Firms caught in China dispute
China pressures companies not to list Taiwan separately on their websites.
Beijing is pressuring Apple, Nike and other companies not to list Taiwan separately on its websites.
Chinese authorities are pressuring 66 multinational companies, including American icons Apple and Nike, to refer to self-ruled Taiwan as part of China, a demand expected to drive a new wedge between two governments that already struggle to get along.
The change would send a message to Taiwan that major companies regard it as part of Chinese territory. Most Taiwanese say they prefer today’s autonomy, but the more economically powerful China says Taiwan belongs under its flag.
The companies would probably comply by linking Taiwan to China on storefinder websites and in descriptions of their international operations, analysts in Taipei said. They’re all among the world’s top 500, and many do business in China.
“At this point, to struggle against the hearts of Taiwan’s people is unhelpful and can instead be harmful,” said Andy Chang, China studies professor at Tamkang University in Taiwan. “These companies are not government organizations, so for mainland China to demand they take a crystal clear position on politics, of course, doesn’t form a good image among Taiwan’s people or internationally.”
The mandate to companies, noticed this week by the Taiwan government, follows a similar request last year of 44 international airlines. Despite protests from foreign governments, including the United States, most airlines met China’s final July 25 deadline by ensuring their booking websites did not imply Taiwan is separate from China.
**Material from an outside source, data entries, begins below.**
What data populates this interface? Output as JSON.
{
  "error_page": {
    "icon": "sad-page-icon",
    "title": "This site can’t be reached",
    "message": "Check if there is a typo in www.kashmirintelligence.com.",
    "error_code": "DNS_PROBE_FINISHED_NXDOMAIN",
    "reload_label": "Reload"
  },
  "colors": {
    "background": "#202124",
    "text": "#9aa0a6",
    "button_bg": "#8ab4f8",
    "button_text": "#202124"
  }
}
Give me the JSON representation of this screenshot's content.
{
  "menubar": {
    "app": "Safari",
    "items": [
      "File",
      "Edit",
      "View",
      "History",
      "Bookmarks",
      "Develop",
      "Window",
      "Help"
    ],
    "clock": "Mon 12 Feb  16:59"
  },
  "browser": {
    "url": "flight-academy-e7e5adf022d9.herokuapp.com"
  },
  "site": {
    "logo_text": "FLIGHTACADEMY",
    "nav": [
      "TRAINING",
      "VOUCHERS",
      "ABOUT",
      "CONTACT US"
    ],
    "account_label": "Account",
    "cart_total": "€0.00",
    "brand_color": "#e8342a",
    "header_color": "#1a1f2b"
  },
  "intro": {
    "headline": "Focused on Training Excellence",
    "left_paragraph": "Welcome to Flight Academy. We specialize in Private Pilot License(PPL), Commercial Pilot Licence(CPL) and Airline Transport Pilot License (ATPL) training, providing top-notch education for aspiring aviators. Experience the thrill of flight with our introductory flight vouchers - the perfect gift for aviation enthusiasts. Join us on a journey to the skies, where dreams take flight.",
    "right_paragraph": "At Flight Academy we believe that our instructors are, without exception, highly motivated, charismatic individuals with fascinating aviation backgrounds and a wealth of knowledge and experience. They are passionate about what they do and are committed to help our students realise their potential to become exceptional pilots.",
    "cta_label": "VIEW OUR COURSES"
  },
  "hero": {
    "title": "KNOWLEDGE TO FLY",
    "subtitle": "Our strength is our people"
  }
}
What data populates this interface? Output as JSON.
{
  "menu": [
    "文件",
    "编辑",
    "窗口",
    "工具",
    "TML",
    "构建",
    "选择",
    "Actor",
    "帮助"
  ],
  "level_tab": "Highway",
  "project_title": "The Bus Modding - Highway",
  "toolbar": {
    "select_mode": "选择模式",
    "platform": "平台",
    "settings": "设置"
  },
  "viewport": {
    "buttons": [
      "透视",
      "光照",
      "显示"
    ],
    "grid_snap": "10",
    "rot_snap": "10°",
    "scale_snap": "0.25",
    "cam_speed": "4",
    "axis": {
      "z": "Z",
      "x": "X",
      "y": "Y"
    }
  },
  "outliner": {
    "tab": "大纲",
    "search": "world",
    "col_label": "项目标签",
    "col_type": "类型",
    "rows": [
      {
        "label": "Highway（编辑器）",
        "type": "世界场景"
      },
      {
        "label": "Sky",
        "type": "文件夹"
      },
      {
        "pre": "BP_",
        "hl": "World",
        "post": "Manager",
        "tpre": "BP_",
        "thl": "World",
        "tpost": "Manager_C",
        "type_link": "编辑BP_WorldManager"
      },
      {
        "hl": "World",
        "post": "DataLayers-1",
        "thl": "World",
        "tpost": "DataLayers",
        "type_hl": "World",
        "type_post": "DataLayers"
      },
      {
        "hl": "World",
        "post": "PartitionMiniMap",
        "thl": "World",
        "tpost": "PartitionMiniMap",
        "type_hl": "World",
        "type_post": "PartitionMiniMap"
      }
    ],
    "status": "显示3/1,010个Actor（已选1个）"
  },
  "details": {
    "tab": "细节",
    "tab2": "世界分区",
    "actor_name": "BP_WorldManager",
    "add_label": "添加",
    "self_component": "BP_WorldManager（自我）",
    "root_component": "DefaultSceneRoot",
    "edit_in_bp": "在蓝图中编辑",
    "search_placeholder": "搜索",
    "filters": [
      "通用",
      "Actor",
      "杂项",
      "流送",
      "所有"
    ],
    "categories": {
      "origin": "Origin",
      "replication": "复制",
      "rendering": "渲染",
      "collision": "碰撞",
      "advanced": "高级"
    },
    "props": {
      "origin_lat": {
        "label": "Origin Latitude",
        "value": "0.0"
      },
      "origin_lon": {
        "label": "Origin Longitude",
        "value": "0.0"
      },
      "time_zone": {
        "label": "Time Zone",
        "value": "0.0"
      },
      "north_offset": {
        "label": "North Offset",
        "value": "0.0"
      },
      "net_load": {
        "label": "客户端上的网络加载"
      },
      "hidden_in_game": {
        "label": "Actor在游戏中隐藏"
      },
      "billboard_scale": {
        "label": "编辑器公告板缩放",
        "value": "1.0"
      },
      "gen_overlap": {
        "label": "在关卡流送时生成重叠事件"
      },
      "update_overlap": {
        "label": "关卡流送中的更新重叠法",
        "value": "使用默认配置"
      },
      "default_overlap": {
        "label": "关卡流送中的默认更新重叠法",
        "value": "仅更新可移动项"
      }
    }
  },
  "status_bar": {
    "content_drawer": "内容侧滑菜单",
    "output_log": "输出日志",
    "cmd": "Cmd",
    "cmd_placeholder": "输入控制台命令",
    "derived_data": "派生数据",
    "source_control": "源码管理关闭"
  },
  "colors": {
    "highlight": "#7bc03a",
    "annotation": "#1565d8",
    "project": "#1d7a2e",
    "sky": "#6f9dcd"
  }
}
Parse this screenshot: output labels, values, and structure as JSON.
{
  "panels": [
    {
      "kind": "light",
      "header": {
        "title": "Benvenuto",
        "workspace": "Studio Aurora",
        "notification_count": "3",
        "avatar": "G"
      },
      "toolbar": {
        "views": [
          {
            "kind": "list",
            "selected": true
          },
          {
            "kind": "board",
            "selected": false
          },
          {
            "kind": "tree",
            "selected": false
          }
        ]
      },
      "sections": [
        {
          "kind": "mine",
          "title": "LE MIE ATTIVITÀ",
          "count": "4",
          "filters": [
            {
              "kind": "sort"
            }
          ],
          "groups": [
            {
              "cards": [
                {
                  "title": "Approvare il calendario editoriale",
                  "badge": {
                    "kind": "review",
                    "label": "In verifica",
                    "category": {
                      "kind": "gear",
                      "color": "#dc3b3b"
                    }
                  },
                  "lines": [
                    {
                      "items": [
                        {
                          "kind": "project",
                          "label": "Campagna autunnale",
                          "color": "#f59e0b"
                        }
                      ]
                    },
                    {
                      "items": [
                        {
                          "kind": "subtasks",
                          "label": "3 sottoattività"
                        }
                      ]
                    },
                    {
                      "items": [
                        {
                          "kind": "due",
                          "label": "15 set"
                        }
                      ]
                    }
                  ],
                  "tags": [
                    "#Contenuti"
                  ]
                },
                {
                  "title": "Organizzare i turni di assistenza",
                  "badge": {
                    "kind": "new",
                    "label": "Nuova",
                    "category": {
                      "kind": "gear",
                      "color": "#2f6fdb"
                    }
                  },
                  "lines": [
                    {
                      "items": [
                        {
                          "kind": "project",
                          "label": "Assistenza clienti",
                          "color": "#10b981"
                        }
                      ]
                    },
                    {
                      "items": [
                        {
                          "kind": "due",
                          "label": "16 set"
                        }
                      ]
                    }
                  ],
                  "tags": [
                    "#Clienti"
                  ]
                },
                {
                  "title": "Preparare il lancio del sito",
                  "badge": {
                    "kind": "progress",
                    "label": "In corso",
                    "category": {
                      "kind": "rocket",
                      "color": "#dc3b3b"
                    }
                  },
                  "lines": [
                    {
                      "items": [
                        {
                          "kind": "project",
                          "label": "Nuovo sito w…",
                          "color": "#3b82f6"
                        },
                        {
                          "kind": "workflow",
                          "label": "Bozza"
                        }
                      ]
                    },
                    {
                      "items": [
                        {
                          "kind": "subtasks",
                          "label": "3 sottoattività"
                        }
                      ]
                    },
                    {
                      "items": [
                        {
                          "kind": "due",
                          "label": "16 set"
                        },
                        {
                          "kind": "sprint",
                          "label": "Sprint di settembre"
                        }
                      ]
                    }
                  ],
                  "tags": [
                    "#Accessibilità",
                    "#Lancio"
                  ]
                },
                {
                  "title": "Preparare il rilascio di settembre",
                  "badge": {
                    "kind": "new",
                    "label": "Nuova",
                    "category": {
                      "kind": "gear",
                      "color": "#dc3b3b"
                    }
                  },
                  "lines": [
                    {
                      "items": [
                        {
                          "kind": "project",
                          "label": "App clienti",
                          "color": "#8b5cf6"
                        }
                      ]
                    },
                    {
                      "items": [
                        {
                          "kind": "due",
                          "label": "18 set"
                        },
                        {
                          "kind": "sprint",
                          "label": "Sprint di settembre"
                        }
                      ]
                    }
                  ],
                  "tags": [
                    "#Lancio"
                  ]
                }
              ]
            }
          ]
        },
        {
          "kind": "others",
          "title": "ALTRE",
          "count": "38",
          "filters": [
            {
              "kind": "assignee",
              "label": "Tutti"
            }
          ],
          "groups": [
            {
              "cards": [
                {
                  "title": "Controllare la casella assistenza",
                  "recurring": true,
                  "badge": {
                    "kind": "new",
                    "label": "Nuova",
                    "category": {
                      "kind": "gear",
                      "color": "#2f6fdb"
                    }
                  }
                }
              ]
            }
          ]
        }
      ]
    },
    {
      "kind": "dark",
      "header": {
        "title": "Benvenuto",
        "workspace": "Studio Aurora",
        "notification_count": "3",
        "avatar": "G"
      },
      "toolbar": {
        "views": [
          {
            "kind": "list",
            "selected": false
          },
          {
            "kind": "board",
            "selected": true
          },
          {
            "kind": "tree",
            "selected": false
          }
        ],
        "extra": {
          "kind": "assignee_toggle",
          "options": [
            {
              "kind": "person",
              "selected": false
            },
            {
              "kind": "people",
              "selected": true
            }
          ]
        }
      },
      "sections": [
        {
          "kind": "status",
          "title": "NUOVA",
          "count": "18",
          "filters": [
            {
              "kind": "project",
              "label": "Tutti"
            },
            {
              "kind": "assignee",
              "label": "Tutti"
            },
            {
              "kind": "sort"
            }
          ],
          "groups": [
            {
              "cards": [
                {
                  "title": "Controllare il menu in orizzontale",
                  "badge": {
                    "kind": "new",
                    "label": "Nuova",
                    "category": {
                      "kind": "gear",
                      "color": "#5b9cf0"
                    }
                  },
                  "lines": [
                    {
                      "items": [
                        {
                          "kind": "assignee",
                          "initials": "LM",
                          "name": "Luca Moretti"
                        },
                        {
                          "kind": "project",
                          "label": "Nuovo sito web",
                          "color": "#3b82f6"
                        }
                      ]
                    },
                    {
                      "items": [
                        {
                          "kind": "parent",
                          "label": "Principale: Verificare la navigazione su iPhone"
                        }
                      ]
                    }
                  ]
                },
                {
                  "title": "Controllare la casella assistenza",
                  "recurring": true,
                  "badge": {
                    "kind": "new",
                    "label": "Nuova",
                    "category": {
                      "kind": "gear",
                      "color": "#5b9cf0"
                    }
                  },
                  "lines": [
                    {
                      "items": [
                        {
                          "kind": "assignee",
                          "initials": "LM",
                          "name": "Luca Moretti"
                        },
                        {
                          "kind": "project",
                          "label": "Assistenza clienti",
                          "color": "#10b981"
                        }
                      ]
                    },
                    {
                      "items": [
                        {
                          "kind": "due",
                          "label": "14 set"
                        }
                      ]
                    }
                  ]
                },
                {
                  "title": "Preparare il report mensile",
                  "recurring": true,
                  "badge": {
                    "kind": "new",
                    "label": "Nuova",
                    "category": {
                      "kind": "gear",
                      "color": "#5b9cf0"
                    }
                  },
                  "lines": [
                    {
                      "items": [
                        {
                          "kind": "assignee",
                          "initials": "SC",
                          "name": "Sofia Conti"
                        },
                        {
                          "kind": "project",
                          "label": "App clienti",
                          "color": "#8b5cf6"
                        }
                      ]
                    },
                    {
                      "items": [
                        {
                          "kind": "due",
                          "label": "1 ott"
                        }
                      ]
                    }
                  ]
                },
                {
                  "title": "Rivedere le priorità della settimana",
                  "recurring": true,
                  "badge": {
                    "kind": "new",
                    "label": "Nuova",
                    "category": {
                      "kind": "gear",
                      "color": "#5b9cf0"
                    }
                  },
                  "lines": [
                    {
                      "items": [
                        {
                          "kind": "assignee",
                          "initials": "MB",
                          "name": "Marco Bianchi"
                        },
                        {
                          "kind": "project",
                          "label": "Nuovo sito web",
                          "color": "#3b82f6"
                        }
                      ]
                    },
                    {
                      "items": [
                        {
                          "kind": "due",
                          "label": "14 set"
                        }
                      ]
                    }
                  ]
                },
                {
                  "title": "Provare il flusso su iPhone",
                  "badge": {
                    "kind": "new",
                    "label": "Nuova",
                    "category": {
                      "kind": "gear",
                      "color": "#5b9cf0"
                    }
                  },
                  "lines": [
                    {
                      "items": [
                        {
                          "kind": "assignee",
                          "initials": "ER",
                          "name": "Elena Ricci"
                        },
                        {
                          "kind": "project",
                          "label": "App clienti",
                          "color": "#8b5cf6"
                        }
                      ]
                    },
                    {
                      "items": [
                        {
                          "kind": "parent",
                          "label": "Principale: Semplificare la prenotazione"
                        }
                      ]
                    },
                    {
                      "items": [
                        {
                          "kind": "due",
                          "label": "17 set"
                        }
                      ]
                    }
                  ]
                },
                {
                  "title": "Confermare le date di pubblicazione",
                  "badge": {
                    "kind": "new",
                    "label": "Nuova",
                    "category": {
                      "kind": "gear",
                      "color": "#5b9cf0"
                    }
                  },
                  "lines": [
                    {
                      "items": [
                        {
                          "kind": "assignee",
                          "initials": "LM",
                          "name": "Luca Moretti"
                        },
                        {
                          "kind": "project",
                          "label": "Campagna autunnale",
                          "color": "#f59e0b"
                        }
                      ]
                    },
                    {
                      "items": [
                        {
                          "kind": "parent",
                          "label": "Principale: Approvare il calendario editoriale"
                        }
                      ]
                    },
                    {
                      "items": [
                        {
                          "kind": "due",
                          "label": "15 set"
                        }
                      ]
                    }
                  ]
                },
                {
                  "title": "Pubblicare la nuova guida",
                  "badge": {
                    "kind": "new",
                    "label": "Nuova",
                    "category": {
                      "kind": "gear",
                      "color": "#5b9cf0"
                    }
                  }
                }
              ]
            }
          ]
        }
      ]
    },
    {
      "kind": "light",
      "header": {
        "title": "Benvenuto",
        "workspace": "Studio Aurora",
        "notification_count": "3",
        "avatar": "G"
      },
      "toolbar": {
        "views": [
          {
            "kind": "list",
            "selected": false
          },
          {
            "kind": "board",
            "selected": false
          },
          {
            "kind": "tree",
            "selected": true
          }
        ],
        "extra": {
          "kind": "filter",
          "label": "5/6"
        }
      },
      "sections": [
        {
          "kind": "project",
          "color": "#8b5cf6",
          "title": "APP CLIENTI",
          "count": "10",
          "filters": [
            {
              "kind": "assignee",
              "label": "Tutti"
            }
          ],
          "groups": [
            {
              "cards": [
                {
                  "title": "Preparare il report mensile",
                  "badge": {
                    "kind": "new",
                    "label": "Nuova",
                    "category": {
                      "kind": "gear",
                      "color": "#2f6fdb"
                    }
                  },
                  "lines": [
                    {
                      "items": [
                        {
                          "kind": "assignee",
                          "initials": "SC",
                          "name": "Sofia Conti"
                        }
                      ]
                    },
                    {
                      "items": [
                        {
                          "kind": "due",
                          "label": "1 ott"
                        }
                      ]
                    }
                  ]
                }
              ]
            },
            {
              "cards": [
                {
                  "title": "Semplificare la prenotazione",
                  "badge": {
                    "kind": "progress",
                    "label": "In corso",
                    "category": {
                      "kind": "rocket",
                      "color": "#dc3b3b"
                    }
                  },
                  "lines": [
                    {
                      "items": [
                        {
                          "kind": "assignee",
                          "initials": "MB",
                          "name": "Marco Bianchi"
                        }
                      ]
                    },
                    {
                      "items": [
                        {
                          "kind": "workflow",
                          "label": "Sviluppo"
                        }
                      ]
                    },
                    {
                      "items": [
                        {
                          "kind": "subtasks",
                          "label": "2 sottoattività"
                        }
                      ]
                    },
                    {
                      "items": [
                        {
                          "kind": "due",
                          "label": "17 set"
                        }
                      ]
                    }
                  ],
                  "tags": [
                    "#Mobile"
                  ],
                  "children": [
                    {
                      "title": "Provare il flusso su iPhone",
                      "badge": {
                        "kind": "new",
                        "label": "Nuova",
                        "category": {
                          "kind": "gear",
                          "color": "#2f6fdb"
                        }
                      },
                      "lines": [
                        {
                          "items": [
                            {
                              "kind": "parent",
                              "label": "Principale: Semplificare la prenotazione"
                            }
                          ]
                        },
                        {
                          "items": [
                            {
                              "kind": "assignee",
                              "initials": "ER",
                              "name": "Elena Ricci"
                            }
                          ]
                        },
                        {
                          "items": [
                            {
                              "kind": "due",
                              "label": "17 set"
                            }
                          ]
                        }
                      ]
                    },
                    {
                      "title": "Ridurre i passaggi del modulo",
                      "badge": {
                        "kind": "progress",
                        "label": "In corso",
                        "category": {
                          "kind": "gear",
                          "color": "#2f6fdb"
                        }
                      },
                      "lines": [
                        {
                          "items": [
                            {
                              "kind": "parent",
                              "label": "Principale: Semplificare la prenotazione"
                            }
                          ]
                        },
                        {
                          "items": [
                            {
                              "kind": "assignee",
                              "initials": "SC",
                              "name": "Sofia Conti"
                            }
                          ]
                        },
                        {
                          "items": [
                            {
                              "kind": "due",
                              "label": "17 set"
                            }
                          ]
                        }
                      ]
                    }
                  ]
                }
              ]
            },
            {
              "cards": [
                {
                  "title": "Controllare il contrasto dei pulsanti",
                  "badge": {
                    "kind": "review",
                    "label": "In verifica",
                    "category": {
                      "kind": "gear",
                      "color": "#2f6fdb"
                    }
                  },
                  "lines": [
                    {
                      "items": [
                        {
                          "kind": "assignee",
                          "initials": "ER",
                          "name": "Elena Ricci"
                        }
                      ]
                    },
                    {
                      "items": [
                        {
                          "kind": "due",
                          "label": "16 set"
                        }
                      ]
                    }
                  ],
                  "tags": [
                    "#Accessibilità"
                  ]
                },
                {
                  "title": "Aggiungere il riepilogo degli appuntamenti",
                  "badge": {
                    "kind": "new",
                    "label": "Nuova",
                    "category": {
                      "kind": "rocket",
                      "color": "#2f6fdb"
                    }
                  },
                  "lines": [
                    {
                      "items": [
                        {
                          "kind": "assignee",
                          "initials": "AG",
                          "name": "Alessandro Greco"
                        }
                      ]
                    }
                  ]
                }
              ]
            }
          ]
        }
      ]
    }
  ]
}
China made the most recent requests in its 2018 Blue Book on the Cyber Rule of Law, which threatens penalties against multinationals that don’t comply, Taiwan’s Foreign Affairs Ministry said Thursday.
China and Taiwan have been separately ruled since the Chinese civil war of the 1940s, when Chiang Kaishek’s Nationalists lost to the Communists and moved their base to the island. China insists that the two sides eventually unite.
Chinese President Xi Jinping called this month for a unification scheme that gives Taiwan some local autonomy, but Taiwan President Tsai Ing-wen rejected that idea as well as Beijing’s condition that the two sides sit down for talks as parts of one China. Beijing has used military aircraft flybys and diplomatic pressure to make Tsai accept that condition since she took office in 2016.
“The further they push us, the further away we get,” Taiwanese legislator Lee Chun-yi said.
Making companies list Taiwan under China headings on websites will further hurt relations between the two governments, the ministry said. More than 70% of Taiwanese in government polls since 2014 say they prefer self-rule over unification.
The ministry urged multinationals to resist Chinese pressure. “China’s moves to impose its executive and judicial jurisdiction as well as political ideology on foreign companies not only expose its malicious intent in using political tactics to interfere with private enterprises, but also violate the spirit of free international commerce,” the ministry said in a statement.
Young people in China and Taiwan, who already trade harsh language online, might get even angrier now, said Joanna Lei, head of the Taiwan-based Chunghua 21st Century think tank.
The airlines adjusted their websites over a period of about six months. They valued China’s civil aviation market, which the International Air Transport Assn. expects to become the world’s largest by 2024 with more than 1 billion passengers per year.
Apple has seen its coveted smartphone market share in China fall below 10% since the second quarter of last year, according to data from Counterpoint Research. Nike would fret about holding onto $1.5 billion in China sales in the 201718 financial year, up from $1.1 billion in the previous year, according to the ISPO sports business network.
China probably expects more political gain at home than from Taiwan, Chang said. Its own citizens want stronger action on China’s offshore relations as the country has lost ground with the U.S. in trade over the last year, he said.
Companies named by China will probably take longer than the airlines did to relabel Taiwan, said Liang Kuo-yuan of the Taipei research firm Polaris Research Institute. U.S. officials could use the trade dispute as leverage to protest China’s demands, he said, but eventually “I believe these private companies will, of course, make the adjustments.”